In practice, this means a carefully controlled diet where long-chain fats are restricted to only essential fatty acids the body needs but cannot make on its own. MCT oil becomes a primary fat source. In one common approach, about 60% of dietary fat comes from MCT oil and 40% from long-chain sources, with total fat making up around 40% of daily calories. During times of physical stress or exercise, MCT intake may need to increase to prevent the body from pulling long-chain fats out of its own fat stores.
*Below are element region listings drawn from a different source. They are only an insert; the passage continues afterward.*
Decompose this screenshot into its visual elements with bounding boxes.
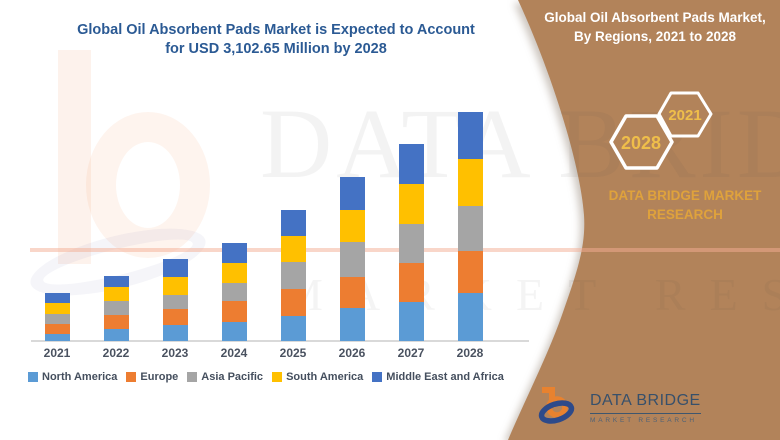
bar-segment-2024-north-america bbox=[221, 322, 247, 341]
bar-segment-2022-north-america bbox=[103, 328, 129, 341]
bar-segment-2022-europe bbox=[103, 314, 129, 329]
bar-segment-2026-middle-east-and-africa bbox=[339, 177, 365, 210]
legend-swatch bbox=[372, 372, 383, 382]
legend-swatch bbox=[126, 372, 137, 382]
bar-segment-2026-south-america bbox=[339, 210, 365, 243]
x-axis-label-2027: 2027 bbox=[397, 346, 425, 360]
legend-item-south-america: South America bbox=[272, 371, 363, 383]
bar-segment-2027-south-america bbox=[398, 184, 424, 225]
bar-segment-2028-europe bbox=[457, 251, 483, 294]
legend-item-middle-east-and-africa: Middle East and Africa bbox=[372, 371, 504, 383]
legend-swatch bbox=[28, 372, 38, 382]
bar-segment-2026-europe bbox=[339, 277, 365, 309]
bar-segment-2021-middle-east-and-africa bbox=[44, 293, 70, 304]
bar-segment-2022-south-america bbox=[103, 286, 129, 301]
bar-segment-2023-north-america bbox=[162, 324, 188, 341]
bar-segment-2026-north-america bbox=[339, 308, 365, 341]
bar-segment-2027-middle-east-and-africa bbox=[398, 144, 424, 185]
chart-title-line1: Global Oil Absorbent Pads Market is Expe… bbox=[77, 22, 475, 38]
chart-legend: North America Europe Asia Pacific South Ame… bbox=[28, 371, 504, 383]
bar-segment-2026-asia-pacific bbox=[339, 242, 365, 278]
bar-segment-2022-asia-pacific bbox=[103, 300, 129, 315]
bar-segment-2027-north-america bbox=[398, 302, 424, 341]
legend-item-asia-pacific: Asia Pacific bbox=[187, 371, 263, 383]
brand-text: DATA BRIDGE MARKET RESEARCH bbox=[590, 186, 780, 224]
legend-swatch bbox=[187, 372, 198, 382]
side-panel-header-line2: By Regions, 2021 to 2028 bbox=[573, 29, 737, 44]
bar-segment-2025-asia-pacific bbox=[280, 261, 306, 289]
bar-segment-2023-asia-pacific bbox=[162, 294, 188, 309]
logo-subtitle: MARKET RESEARCH bbox=[590, 417, 697, 424]
bar-segment-2024-middle-east-and-africa bbox=[221, 243, 247, 263]
bar-segment-2028-asia-pacific bbox=[457, 206, 483, 252]
bar-segment-2024-south-america bbox=[221, 263, 247, 283]
brand-text-line2: RESEARCH bbox=[647, 207, 723, 222]
bar-segment-2028-north-america bbox=[457, 293, 483, 341]
bar-segment-2021-north-america bbox=[44, 334, 70, 341]
bar-segment-2023-europe bbox=[162, 308, 188, 325]
data-bridge-logo: DATA BRIDGE MARKET RESEARCH bbox=[538, 384, 701, 432]
bar-segment-2027-asia-pacific bbox=[398, 224, 424, 264]
bar-segment-2027-europe bbox=[398, 263, 424, 303]
bar-segment-2021-asia-pacific bbox=[44, 314, 70, 325]
bar-segment-2023-middle-east-and-africa bbox=[162, 259, 188, 277]
chart-title-line2: for USD 3,102.65 Million by 2028 bbox=[165, 41, 387, 57]
x-axis-line bbox=[31, 340, 529, 342]
x-axis-label-2026: 2026 bbox=[338, 346, 366, 360]
logo-swoosh bbox=[538, 400, 575, 424]
bar-segment-2021-south-america bbox=[44, 303, 70, 315]
x-axis-label-2024: 2024 bbox=[220, 346, 248, 360]
x-axis-label-2028: 2028 bbox=[456, 346, 484, 360]
legend-swatch bbox=[272, 372, 283, 382]
chart-title: Global Oil Absorbent Pads Market is Expe… bbox=[36, 21, 516, 59]
bar-segment-2028-middle-east-and-africa bbox=[457, 112, 483, 159]
x-axis-label-2025: 2025 bbox=[279, 346, 307, 360]
bar-segment-2028-south-america bbox=[457, 159, 483, 207]
bar-segment-2025-north-america bbox=[280, 315, 306, 341]
bar-segment-2025-europe bbox=[280, 288, 306, 316]
legend-label: North America bbox=[42, 371, 118, 383]
bar-segment-2025-south-america bbox=[280, 235, 306, 262]
side-panel-header-line1: Global Oil Absorbent Pads Market, bbox=[544, 10, 766, 25]
bar-segment-2024-europe bbox=[221, 301, 247, 323]
bar-segment-2023-south-america bbox=[162, 276, 188, 295]
brand-text-line1: DATA BRIDGE MARKET bbox=[608, 188, 762, 203]
legend-item-north-america: North America bbox=[28, 371, 117, 383]
logo-text-block: DATA BRIDGE MARKET RESEARCH bbox=[590, 392, 701, 424]
x-axis-label-2023: 2023 bbox=[161, 346, 189, 360]
logo-name: DATA BRIDGE bbox=[590, 392, 701, 414]
bar-segment-2024-asia-pacific bbox=[221, 283, 247, 301]
legend-label: Europe bbox=[140, 371, 179, 383]
bar-segment-2025-middle-east-and-africa bbox=[280, 210, 306, 236]
x-axis-label-2021: 2021 bbox=[43, 346, 71, 360]
legend-label: Middle East and Africa bbox=[386, 371, 504, 383]
legend-label: Asia Pacific bbox=[201, 371, 264, 383]
legend-label: South America bbox=[286, 371, 364, 383]
bar-segment-2021-europe bbox=[44, 324, 70, 334]
data-bridge-logo-icon bbox=[538, 387, 575, 424]
side-panel-header: Global Oil Absorbent Pads Market, By Reg… bbox=[530, 8, 780, 46]
legend-item-europe: Europe bbox=[126, 371, 178, 383]
x-axis-label-2022: 2022 bbox=[102, 346, 130, 360]
bar-segment-2022-middle-east-and-africa bbox=[103, 275, 129, 287]
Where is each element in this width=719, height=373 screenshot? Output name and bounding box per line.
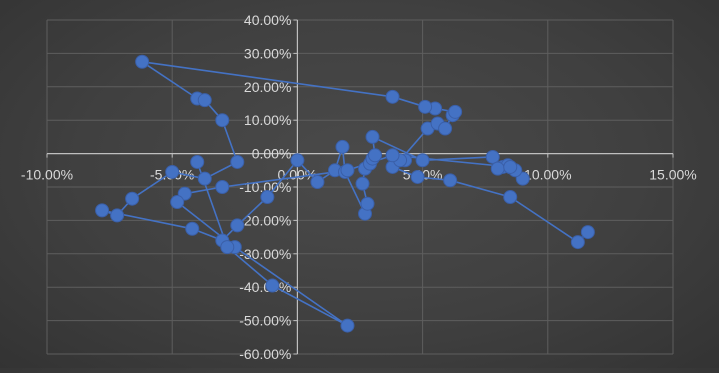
data-point	[135, 54, 150, 69]
data-point	[365, 129, 380, 144]
data-point	[230, 154, 245, 169]
data-point	[110, 208, 125, 223]
data-point	[95, 203, 110, 218]
data-point	[335, 139, 350, 154]
data-point	[185, 221, 200, 236]
data-point	[580, 225, 595, 240]
data-point	[448, 104, 463, 119]
y-tick-label: -20.00%	[239, 212, 291, 228]
data-point	[385, 89, 400, 104]
data-point	[385, 148, 400, 163]
tick-labels: 40.00% 30.00% 20.00% 10.00% 0.00% -10.00% -20.…	[21, 12, 697, 362]
data-point	[197, 93, 212, 108]
data-point	[290, 153, 305, 168]
data-point	[215, 180, 230, 194]
data-point	[230, 218, 245, 233]
y-tick-label: -30.00%	[239, 246, 291, 262]
data-point	[340, 318, 355, 333]
y-tick-label: -60.00%	[239, 346, 291, 362]
data-series	[95, 54, 595, 333]
data-point	[190, 154, 205, 169]
data-point	[265, 278, 280, 293]
y-tick-label: 20.00%	[244, 79, 291, 95]
data-point	[503, 190, 518, 205]
data-point	[340, 163, 355, 178]
data-point	[215, 113, 230, 128]
data-point	[165, 164, 180, 179]
data-point	[485, 149, 500, 164]
data-point	[415, 153, 430, 168]
data-point	[570, 235, 585, 250]
y-tick-label: 0.00%	[252, 146, 292, 162]
data-point	[355, 176, 370, 191]
data-point	[170, 195, 185, 210]
data-point	[310, 174, 325, 189]
data-point	[438, 121, 453, 136]
x-tick-label: 10.00%	[524, 167, 571, 183]
data-point	[410, 169, 425, 184]
data-point	[220, 240, 235, 255]
data-point	[197, 171, 212, 186]
data-point	[490, 161, 505, 176]
y-tick-label: -50.00%	[239, 313, 291, 329]
y-tick-label: 40.00%	[244, 12, 291, 28]
data-point	[368, 148, 383, 163]
data-point	[125, 191, 140, 206]
x-tick-label: 15.00%	[649, 167, 696, 183]
x-tick-label: -10.00%	[21, 167, 73, 183]
y-tick-label: 10.00%	[244, 112, 291, 128]
data-point	[418, 99, 433, 114]
y-tick-label: 30.00%	[244, 45, 291, 61]
data-point	[503, 159, 518, 174]
data-point	[360, 196, 375, 211]
data-point	[443, 173, 458, 188]
data-point	[260, 190, 275, 205]
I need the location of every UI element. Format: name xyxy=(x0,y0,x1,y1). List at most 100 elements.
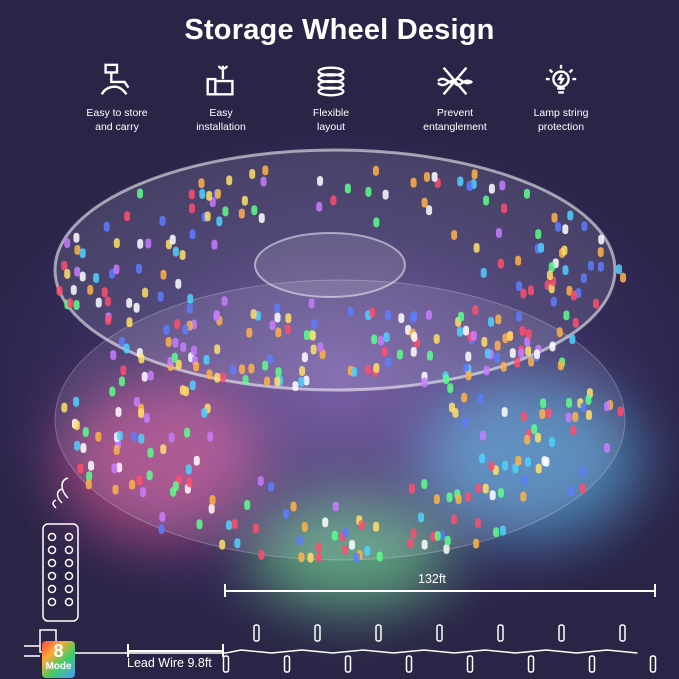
feature-label: Easy xyxy=(209,107,233,119)
led-light xyxy=(342,544,349,555)
feature-label: Prevent xyxy=(436,107,474,119)
led-light xyxy=(470,330,477,341)
led-light xyxy=(172,246,179,257)
feature-label: layout xyxy=(316,121,346,133)
led-light xyxy=(146,470,153,481)
page-title: Storage Wheel Design xyxy=(184,14,495,46)
led-light xyxy=(495,314,502,325)
led-light xyxy=(433,333,440,344)
led-light xyxy=(461,392,468,403)
led-light xyxy=(70,285,77,296)
led-light xyxy=(373,521,380,532)
led-light xyxy=(421,539,428,550)
led-light xyxy=(274,376,281,387)
led-light xyxy=(136,475,143,486)
led-light xyxy=(563,310,570,321)
led-light xyxy=(520,288,527,299)
bulb-outline xyxy=(649,655,657,673)
led-light xyxy=(541,455,548,466)
led-light xyxy=(535,463,542,474)
led-light xyxy=(385,310,392,321)
led-light xyxy=(182,324,189,335)
led-light xyxy=(130,431,137,442)
led-light xyxy=(570,290,577,301)
led-light xyxy=(73,420,80,431)
led-light xyxy=(204,211,211,222)
bulb-outline xyxy=(283,655,291,673)
led-light xyxy=(113,238,120,249)
led-light xyxy=(73,232,80,243)
feature-installation: Easy installation xyxy=(166,62,276,134)
led-light xyxy=(267,481,274,492)
led-light xyxy=(311,318,318,329)
led-light xyxy=(103,221,110,232)
led-light xyxy=(61,260,68,271)
led-light xyxy=(264,376,271,387)
led-light xyxy=(502,333,509,344)
feature-label: protection xyxy=(537,121,585,133)
led-light xyxy=(308,298,315,309)
led-light xyxy=(258,213,265,224)
bulb-outline xyxy=(375,624,382,642)
led-light xyxy=(497,258,504,269)
led-light xyxy=(189,229,196,240)
mode-number: 8 xyxy=(53,641,64,661)
led-light xyxy=(79,271,86,282)
led-light xyxy=(556,327,563,338)
led-light xyxy=(196,519,203,530)
lead-wire-bracket-end xyxy=(222,644,224,657)
led-light xyxy=(110,350,117,361)
led-light xyxy=(73,299,80,310)
led-light xyxy=(372,165,379,176)
led-light xyxy=(479,430,486,441)
remote-button xyxy=(64,584,74,594)
led-light xyxy=(262,360,269,371)
led-light xyxy=(385,357,392,368)
led-light xyxy=(465,370,472,381)
led-light xyxy=(410,346,417,357)
led-light xyxy=(332,501,339,512)
led-light xyxy=(73,396,80,407)
led-light xyxy=(480,267,487,278)
led-light xyxy=(482,483,489,494)
led-light xyxy=(499,525,506,536)
led-light xyxy=(303,375,310,386)
led-light xyxy=(179,250,186,261)
led-light xyxy=(443,374,450,385)
led-light xyxy=(426,350,433,361)
led-light xyxy=(188,189,195,200)
led-light xyxy=(515,255,522,266)
led-light xyxy=(418,512,425,523)
led-light xyxy=(64,268,71,279)
led-light xyxy=(203,354,210,365)
feature-store: Easy to store and carry xyxy=(62,62,172,134)
led-light xyxy=(405,324,412,335)
led-light xyxy=(444,535,451,546)
led-light xyxy=(282,508,289,519)
led-light xyxy=(85,479,92,490)
led-light xyxy=(446,492,453,503)
glow xyxy=(250,500,450,610)
led-light xyxy=(572,317,579,328)
led-light xyxy=(545,408,552,419)
led-light xyxy=(549,436,556,447)
led-light xyxy=(477,393,484,404)
led-light xyxy=(330,195,337,206)
led-light xyxy=(534,432,541,443)
led-light xyxy=(548,262,555,273)
led-light xyxy=(159,215,166,226)
led-light xyxy=(566,397,573,408)
led-light xyxy=(540,398,547,409)
led-light xyxy=(562,265,569,276)
led-light xyxy=(565,412,572,423)
bulb-outline xyxy=(436,624,443,642)
led-light xyxy=(292,381,299,392)
bulb-outline xyxy=(466,655,474,673)
led-light xyxy=(296,535,303,546)
remote-button xyxy=(64,597,74,607)
led-light xyxy=(462,325,469,336)
led-light xyxy=(570,425,577,436)
led-light xyxy=(458,311,465,322)
reel-upper-disk xyxy=(53,148,617,392)
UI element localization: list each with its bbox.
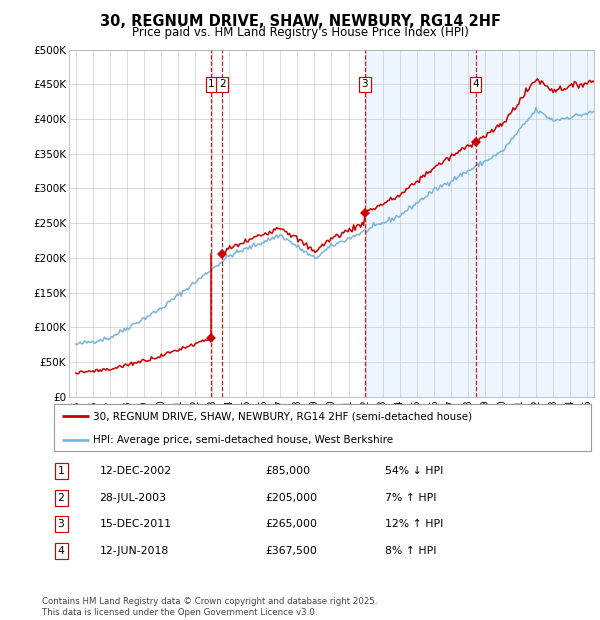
Text: 15-DEC-2011: 15-DEC-2011 [100, 519, 172, 529]
Text: 12% ↑ HPI: 12% ↑ HPI [385, 519, 443, 529]
Text: £265,000: £265,000 [265, 519, 317, 529]
Text: £367,500: £367,500 [265, 546, 317, 556]
Text: Contains HM Land Registry data © Crown copyright and database right 2025.
This d: Contains HM Land Registry data © Crown c… [42, 598, 377, 617]
Text: 4: 4 [472, 79, 479, 89]
Text: 4: 4 [58, 546, 64, 556]
FancyBboxPatch shape [54, 404, 591, 451]
Text: 2: 2 [58, 492, 64, 503]
Text: 3: 3 [58, 519, 64, 529]
Text: 30, REGNUM DRIVE, SHAW, NEWBURY, RG14 2HF (semi-detached house): 30, REGNUM DRIVE, SHAW, NEWBURY, RG14 2H… [93, 411, 472, 421]
Text: 54% ↓ HPI: 54% ↓ HPI [385, 466, 443, 476]
Text: 8% ↑ HPI: 8% ↑ HPI [385, 546, 436, 556]
Text: 12-DEC-2002: 12-DEC-2002 [100, 466, 172, 476]
Text: 1: 1 [58, 466, 64, 476]
Text: £205,000: £205,000 [265, 492, 317, 503]
Text: 1: 1 [208, 79, 215, 89]
Text: 28-JUL-2003: 28-JUL-2003 [100, 492, 167, 503]
Text: 2: 2 [219, 79, 226, 89]
Text: £85,000: £85,000 [265, 466, 310, 476]
Text: HPI: Average price, semi-detached house, West Berkshire: HPI: Average price, semi-detached house,… [93, 435, 394, 445]
Bar [365, 50, 594, 397]
Text: 7% ↑ HPI: 7% ↑ HPI [385, 492, 436, 503]
Text: 30, REGNUM DRIVE, SHAW, NEWBURY, RG14 2HF: 30, REGNUM DRIVE, SHAW, NEWBURY, RG14 2H… [100, 14, 500, 29]
Text: 3: 3 [362, 79, 368, 89]
Text: 12-JUN-2018: 12-JUN-2018 [100, 546, 169, 556]
Text: Price paid vs. HM Land Registry's House Price Index (HPI): Price paid vs. HM Land Registry's House … [131, 26, 469, 38]
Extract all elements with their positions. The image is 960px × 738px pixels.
Frequent meals and snacks are essential. Avoiding prolonged fasting is one of the simplest and most important strategies. For infants, this means regular feeding schedules, sometimes around the clock. Older children and adults learn to recognize their limits and plan meals around activity.
Long-Term Outlook
Early detection through newborn screening has dramatically improved outcomes. In a retrospective study of screened patients, none presented with metabolic crisis at diagnosis, and their growth remained on track over time. Dietary treatment can reverse even serious complications: in one documented case, an infant with severe heart enlargement saw the condition resolve after starting an MCT-based diet.
The relationship between specific gene mutations and long-term outcomes is still not perfectly predictable. Some people with mutations that suggest severe disease do well with treatment, while others with seemingly milder genetic profiles still need close management. Long-term follow-up into adulthood is generally recommended, since the full picture of how the condition evolves over a lifetime is still emerging. People with higher residual enzyme activity tend to have fewer hospitalizations and a more stable course overall.